5 Kasım 2012 Pazartesi

HONDA CB 125E




Uzun bir aradan sonra tekrar motosiklet testlerine devam ediyoruz.. Daha önceki yazılarımı bilenler bilir ne kadar tarafsız olduğumu. Aşağıdaki yazı tamamen objektif olup hiçbir şekilde ne maddi bir kazancım ne de Honda ile herhangi bir ilişkim yoktur..

Honda CB 125 E bilindiği üzere ilk fuarda satışa sunuldu. Ben de ilk defa fuarda görüp inceleyip beğenmiştim. Acaba alsam mı falan diye düşündüm sonra kaldı öyle.. Biraz yurtdışı forumlarını inceledim, Honda bu aracı çinde Sundiro fabrikasında yaptırıyormuş.. Brezilya , Arjantin vs gibi ülkelere de bu yıl girmiş. Yani genel olarak yeni bir motosikler. Bütün yurtdışı forumlarındaki yorumların ortak noktası ekonomik benzin sarfiyatı.. 

Neyse aradan 3-4 gün geçtikten sonra bir akşam Honda Kızıltoprak Mototal a uğradım.
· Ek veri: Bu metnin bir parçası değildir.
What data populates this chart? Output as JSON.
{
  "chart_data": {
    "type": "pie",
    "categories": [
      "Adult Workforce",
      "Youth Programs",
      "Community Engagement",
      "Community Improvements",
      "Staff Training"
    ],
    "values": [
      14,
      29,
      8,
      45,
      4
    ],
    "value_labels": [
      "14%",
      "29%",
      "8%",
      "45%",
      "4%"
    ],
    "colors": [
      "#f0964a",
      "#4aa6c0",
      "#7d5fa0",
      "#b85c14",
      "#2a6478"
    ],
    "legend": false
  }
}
Orda bir baktım bunun beyazı da varmış. Fuarda beyazını sergilememişlerdi.. Sadece kırmızı ve siyah vardı. Beyazını görünce resmen aşık olacak kadar beğendim aleti. Hatta döner dönmez çektiğim fotoğrafı masaüstü fotoğrafı falan yaptım 

Neyse gel gelelim aldık aracı. İlk üzerine oturup benzinciye gittiğimde (hainler sadece 300 metre ilerdeki istasyona gidecek kadar benzin koyuyorlar  ) benim gibi uzun (1.88) kişiler için oturma pozisyonunun diğer modellere oranla çok daha rahat olduğunu fark ettim. Depo geniş tutulmuş ve sele ile gidon arası mesafe oldukça kısalmış bu da ciddi anlamda dik ve rahat bir oturma pozisyonu demek. Sele biraz sert geldi o konuyu ilerde işleyeceğiz. Depoyu doldurdum 60 tl lik benzin aldı. 
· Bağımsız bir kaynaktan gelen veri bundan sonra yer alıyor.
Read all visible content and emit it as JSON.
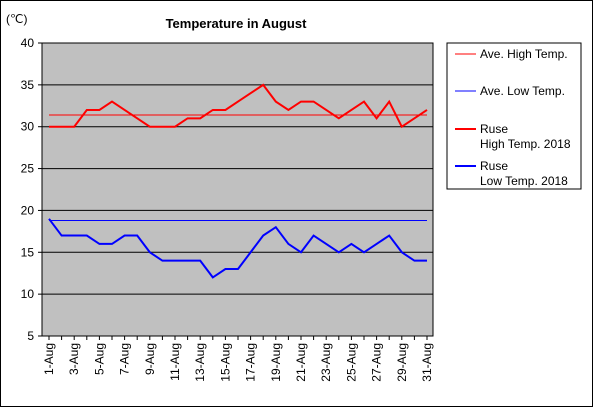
{
  "chart_data": {
    "type": "line",
    "title": "Temperature in August",
    "unit_label": "(℃)",
    "ylim": [
      5,
      40
    ],
    "y_ticks": [
      "5",
      "10",
      "15",
      "20",
      "25",
      "30",
      "35",
      "40"
    ],
    "x_tick_labels": [
      "1-Aug",
      "3-Aug",
      "5-Aug",
      "7-Aug",
      "9-Aug",
      "11-Aug",
      "13-Aug",
      "15-Aug",
      "17-Aug",
      "19-Aug",
      "21-Aug",
      "23-Aug",
      "25-Aug",
      "27-Aug",
      "29-Aug",
      "31-Aug"
    ],
    "x": [
      1,
      2,
      3,
      4,
      5,
      6,
      7,
      8,
      9,
      10,
      11,
      12,
      13,
      14,
      15,
      16,
      17,
      18,
      19,
      20,
      21,
      22,
      23,
      24,
      25,
      26,
      27,
      28,
      29,
      30,
      31
    ],
    "grid": true,
    "legend_placement": "right",
    "series": [
      {
        "name": "Ave. High Temp.",
        "color": "#ff0000",
        "style": "thin",
        "values": [
          31.4,
          31.4,
          31.4,
          31.4,
          31.4,
          31.4,
          31.4,
          31.4,
          31.4,
          31.4,
          31.4,
          31.4,
          31.4,
          31.4,
          31.4,
          31.4,
          31.4,
          31.4,
          31.4,
          31.4,
          31.4,
          31.4,
          31.4,
          31.4,
          31.4,
          31.4,
          31.4,
          31.4,
          31.4,
          31.4,
          31.4
        ]
      },
      {
        "name": "Ave. Low Temp.",
        "color": "#0000ff",
        "style": "thin",
        "values": [
          18.8,
          18.8,
          18.8,
          18.8,
          18.8,
          18.8,
          18.8,
          18.8,
          18.8,
          18.8,
          18.8,
          18.8,
          18.8,
          18.8,
          18.8,
          18.8,
          18.8,
          18.8,
          18.8,
          18.8,
          18.8,
          18.8,
          18.8,
          18.8,
          18.8,
          18.8,
          18.8,
          18.8,
          18.8,
          18.8,
          18.8
        ]
      },
      {
        "name": "Ruse High Temp. 2018",
        "legend_lines": [
          "Ruse",
          "High Temp. 2018"
        ],
        "color": "#ff0000",
        "style": "thick",
        "values": [
          30,
          30,
          30,
          32,
          32,
          33,
          32,
          31,
          30,
          30,
          30,
          31,
          31,
          32,
          32,
          33,
          34,
          35,
          33,
          32,
          33,
          33,
          32,
          31,
          32,
          33,
          31,
          33,
          30,
          31,
          32
        ]
      },
      {
        "name": "Ruse Low Temp. 2018",
        "legend_lines": [
          "Ruse",
          "Low Temp. 2018"
        ],
        "color": "#0000ff",
        "style": "thick",
        "values": [
          19,
          17,
          17,
          17,
          16,
          16,
          17,
          17,
          15,
          14,
          14,
          14,
          14,
          12,
          13,
          13,
          15,
          17,
          18,
          16,
          15,
          17,
          16,
          15,
          16,
          15,
          16,
          17,
          15,
          14,
          14
        ]
      }
    ]
  }
}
Eve geldim ve aracı iyice bir incelemeye başladım.
 

Öncelikle herkesin ilk sorusu olan YBR mi CB mi sorusunun birazına cevaben YBR eski kasa ile CB125 birlikte dizayn olarak nasıl duruyorlar ona bir bakalım.
 










Şimdi bir de yeni YBR ESD ile CB 125 nasıl duruyor bir de ona bakalım.
 







Yeni YBR ESD ile bayağı bir benzerlik olsa da eski YBR ile bariz fark var. Eski YBR bayağı demode duruyor CB nin yanında. Tabi ki bu göreceli bir kavram ama eminim ki 100 kişiden 70 i bu duşüncededir.
 

Neyse detaylara gelelim, motosikletin kontağında alışık olmadığımız bir sistem mevcut. Kötü niyetli kişilerin kontak anahtarı deliğine yabancı cisim sokmasını engellemek üzere yapılmış, bir güvenlik sistemi var. Sistem mıknatıs mantığı ile çalışmakta.
 

Open konumunda kontak anahtarının gireceği delik açık şekilde
 



Shut konumunda ise kontak anahtarı deliğinin üzerine küçük bir kapak sürgü ile geliyor ve kapanıyor. Böylelikle hem su hem de yabancı cisim (farklı anahtar, tornavida vs) giremiyor.
 



Kapağı açmak için motorla birlikte verilen anahtarın sapında bir bölüm var. Bu fotografta görülen kısmı oraya sokuyoruz..
 



Ve mıknatıs yardımı ile aşağıdan ufak bir pim çekiliyor böylelikle open konumuna getirip anahtarı kontağa takabilecek pozisyona getiriyoruz.. Burada dikkat edilmesi gereken, yanınızda anahtar yok ise o küçük kapağı açmak bir hayli zor. Diğer bir önemli nokta ise, başka bir CB 125 anahtarı oraya oturmasına rağmen o kapağı açamıyor. Yani dönmüyor.. Bu hususu da belirteyim.
 

Hırsız için caydırıcı olabilir.
 



Öte yandan her motosiklette olmasını beklediğim bir başka özellik fark ettim ki eminim bir çok kullanıcı için önemli bir detay. Motosikletin gidonu her iki tarafa da kilitlenebiliyor. Yani hem sağ hem de sola dönükken kilit pozisyonuna alabiliyorsunuz. Bu çok önemli aslında ne kadar önemsiz görünse de. Çünkü bazen öyle bir durum oluyor ki motorun gidonunu sağa dönük bırakmak gerekebiliyor. Bir çok motosikletimde bu sıkıntıyı yaşadım..
 

Sola kilit 




Sağa kilit 




Motosikletin sol gidon kontrollerinde YBR de olmayan selektör yani pass düğmesi mevcut. Bu oldukça pratik.. YBR de uzun kısa düğmesi ile yaparken burada ufak bir dokunuşla selektör yapmak oldukça güzel. 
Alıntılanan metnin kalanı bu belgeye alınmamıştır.